About the author:
Everett Quinton made his mark on the off-Broadway scene thanks to his work as artistic director of the Ridiculous Theatrical Company. Quinton, who took over the role after the death of his partner, company founder Charles Ludlam, has brought his comedic sensibilities to the group's adaptations of classics such as The Hunchback of Notre Dame and his one-man take on A Tale of Two Cities. Now the experienced drag actor is setting his sights on another popular genre: 50s science fiction. As the star of Devil Boys From Beyond, Quinton plays Florence Wexler, a salty resident of a small Florida town where an alien landing occurs. The actor shared his thoughts on the joys of performing in the campy piece, which opens November 13 at New World Stages, and reflected on his extensive career.
I had a teacher once who said, “Whatever is going on with you or within you, just say to yourself , ‘I’m in a show in New York City!’” I’ve been blessed in my life to be able to expand that thought to the many cities I’ve gotten to work in since leaving my longtime home, Charles Ludlum’s Ridiculous Theatrical Company! I’ve gotten to say it about London, Toronto, Indianapolis (where a guy on a treadmill in the hotel gym said to me, “Aren’t you Everett Quinton?” Too bad there was no one with me to see that I was a “star”). I also turned 50 on an opening night, a long time ago in Washington D.C. at the Kennedy Center with the First Lady of the United States in the audience.
So after a number of years of doing pretty much traditional, albeit wonderful, theater throughout the world, it’s a joy to be performing in Buddy Thomas’ Devil Boys From Beyond at New World Stages in New York City. It reminds me of my early Ridiculous Theatrical Company days. What a joy not to have heard the words, “Everett, could you tone it down?!” Charles Ludlum always said, “If less was more, they would have called it more!” It occurs to me that creates a win-win situation.
I joined the Ridiculous Theatrical Company in 1976, and boy was I in the right place at the right time! I didn’t know who Charles Ludlum was when I first met him and I didn’t know about his company. So when I saw Taboo Tableaux, a benefit performance in which the company performed a scene from every play they had produced during its 10-year existence, it changed the way I looked at the world forever. I thought I was crazy all my life. I didn’t realize that as a frightened gay kid reenacting Joan Crawford movies behind locked doors in the privacy of my bathroom I was aspiring to be an actor. But at Taboo Tableaux, I saw the great Black-Eyed Susan perform a monologue from Caprice, which was influenced by Sade’s 120 Days of Sodom. It was theater like I had never seen before!

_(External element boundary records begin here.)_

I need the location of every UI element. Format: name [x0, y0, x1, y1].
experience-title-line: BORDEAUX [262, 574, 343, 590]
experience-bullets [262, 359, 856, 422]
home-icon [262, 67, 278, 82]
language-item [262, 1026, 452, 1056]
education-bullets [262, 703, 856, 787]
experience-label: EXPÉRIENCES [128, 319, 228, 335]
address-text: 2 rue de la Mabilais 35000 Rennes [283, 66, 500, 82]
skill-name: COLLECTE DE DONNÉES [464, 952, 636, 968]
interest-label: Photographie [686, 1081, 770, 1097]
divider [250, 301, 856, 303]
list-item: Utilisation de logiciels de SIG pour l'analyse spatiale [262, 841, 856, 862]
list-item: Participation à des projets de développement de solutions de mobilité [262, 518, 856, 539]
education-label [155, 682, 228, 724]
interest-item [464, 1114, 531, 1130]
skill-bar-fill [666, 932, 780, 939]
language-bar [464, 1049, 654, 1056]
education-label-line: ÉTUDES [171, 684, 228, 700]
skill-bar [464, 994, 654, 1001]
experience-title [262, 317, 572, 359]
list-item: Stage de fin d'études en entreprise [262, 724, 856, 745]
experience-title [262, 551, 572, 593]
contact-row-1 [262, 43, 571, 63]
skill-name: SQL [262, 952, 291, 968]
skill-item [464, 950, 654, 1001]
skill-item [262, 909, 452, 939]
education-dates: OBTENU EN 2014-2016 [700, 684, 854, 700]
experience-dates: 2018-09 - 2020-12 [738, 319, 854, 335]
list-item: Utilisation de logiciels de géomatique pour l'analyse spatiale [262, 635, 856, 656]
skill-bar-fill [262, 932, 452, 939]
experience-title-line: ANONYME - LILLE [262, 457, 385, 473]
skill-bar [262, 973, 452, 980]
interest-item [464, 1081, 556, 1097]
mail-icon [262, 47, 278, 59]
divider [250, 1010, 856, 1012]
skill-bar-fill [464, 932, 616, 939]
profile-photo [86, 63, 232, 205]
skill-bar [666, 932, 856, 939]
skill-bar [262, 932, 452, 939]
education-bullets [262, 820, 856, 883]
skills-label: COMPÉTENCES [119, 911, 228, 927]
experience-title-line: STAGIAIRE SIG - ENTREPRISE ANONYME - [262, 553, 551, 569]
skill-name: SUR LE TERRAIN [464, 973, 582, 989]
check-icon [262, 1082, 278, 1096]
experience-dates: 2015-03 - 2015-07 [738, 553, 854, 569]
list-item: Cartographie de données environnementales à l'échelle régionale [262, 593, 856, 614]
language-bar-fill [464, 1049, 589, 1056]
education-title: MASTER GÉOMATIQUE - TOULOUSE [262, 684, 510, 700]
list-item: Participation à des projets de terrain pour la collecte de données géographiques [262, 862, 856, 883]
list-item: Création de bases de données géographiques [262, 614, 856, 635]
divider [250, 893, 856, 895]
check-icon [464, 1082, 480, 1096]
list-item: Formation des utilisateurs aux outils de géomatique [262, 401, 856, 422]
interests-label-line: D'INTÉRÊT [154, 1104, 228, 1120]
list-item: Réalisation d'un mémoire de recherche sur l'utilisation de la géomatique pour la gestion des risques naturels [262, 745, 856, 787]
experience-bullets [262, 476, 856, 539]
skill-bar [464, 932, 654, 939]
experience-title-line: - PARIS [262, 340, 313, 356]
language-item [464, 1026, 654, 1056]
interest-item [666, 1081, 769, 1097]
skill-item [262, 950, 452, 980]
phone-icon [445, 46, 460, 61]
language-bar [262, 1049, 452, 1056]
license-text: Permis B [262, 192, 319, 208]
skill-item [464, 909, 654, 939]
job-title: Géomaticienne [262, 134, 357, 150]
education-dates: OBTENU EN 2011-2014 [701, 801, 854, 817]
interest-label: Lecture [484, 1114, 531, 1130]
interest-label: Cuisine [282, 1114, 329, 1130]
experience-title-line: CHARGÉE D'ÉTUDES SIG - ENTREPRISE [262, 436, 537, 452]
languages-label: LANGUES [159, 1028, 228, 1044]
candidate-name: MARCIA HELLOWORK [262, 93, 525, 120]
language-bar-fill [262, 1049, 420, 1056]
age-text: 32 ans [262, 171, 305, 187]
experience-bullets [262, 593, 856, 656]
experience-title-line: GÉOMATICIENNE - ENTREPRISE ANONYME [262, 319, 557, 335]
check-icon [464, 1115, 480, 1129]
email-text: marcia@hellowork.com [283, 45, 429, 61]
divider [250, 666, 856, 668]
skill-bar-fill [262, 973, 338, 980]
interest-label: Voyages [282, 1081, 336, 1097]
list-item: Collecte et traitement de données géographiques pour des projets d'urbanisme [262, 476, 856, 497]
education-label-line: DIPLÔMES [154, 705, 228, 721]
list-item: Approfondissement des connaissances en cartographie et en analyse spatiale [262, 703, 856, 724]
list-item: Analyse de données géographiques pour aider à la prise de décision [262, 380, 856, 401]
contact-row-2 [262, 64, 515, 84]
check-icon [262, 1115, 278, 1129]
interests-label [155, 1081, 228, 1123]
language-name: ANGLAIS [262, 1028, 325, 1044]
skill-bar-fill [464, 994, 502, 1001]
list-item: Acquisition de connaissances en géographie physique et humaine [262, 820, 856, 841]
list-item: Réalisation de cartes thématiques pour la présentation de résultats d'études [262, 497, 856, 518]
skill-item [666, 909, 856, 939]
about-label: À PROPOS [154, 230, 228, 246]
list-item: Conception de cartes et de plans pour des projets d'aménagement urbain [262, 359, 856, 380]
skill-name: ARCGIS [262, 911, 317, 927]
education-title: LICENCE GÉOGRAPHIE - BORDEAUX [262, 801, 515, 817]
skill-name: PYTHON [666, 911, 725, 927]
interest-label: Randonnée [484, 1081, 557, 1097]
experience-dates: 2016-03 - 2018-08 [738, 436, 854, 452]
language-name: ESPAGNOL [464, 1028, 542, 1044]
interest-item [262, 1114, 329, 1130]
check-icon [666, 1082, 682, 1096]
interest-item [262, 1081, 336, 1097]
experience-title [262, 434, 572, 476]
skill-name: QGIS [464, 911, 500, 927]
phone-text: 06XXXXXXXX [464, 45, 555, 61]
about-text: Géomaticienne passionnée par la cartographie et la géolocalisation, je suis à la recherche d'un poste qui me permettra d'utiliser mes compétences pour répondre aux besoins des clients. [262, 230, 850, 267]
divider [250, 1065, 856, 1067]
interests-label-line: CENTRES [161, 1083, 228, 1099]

Also that night, the great Georg Osterman performed a scene as Bunny Beswick from Charles’ Hot Ice: “Is that fur fox?” “Yeah, and that’s how I got it too!” I couldn’t believe my eyes. Courageous people doing courageous theater. Suddenly I wasn’t the only drag queen in the world. Once, over lunch, Georg and I discussed whether or not we were drag queens who could act or actors doing drag. I said I was a drag queen who could act and Georg said he was an actor doing drag. How liberating to have that talk! Not to mention the great John D. Brockmeyer as Tamberlain, the Conquerer of the Universe, in Conquest of the Universe, or When Queens Collide, Charles Ludlum’s contribution to plays about outer space. It would be impossible to cite all the similarities between that work and Devil Boys From Beyond because there are so many. All I know is I feel the same sense of freedom and courage when I head to the theater to prepare for my performance.
What a joy to be reunited with the wonderful cast and crew of this fabulous play, which by the way, was the smash hit of the 2009 NYC Fringe Festival . We’re a great bunch, as they say—a delightful mix of actors with varying degrees of experience. There is no greater joy for me than to be on stage with brave young actors [Rob Berliner, Jeff Riberdy and Jacques Mitchell] just starting their own journeys to Indianapolis.
It’s delicious to be reminded of what it felt like 35 years ago (this coming February 10) when I stepped on stage in NYC for the first time in Charles Ludlum’s play Caprice. All I had was guts, raw talent and a mad, unconscious sense that this is what God had in mind for me when he/she chose me to be an actor…the butterflies and that wonderful “I wish I was dead feeling” right before you step from the wings into the calming lights of Doctor Stage!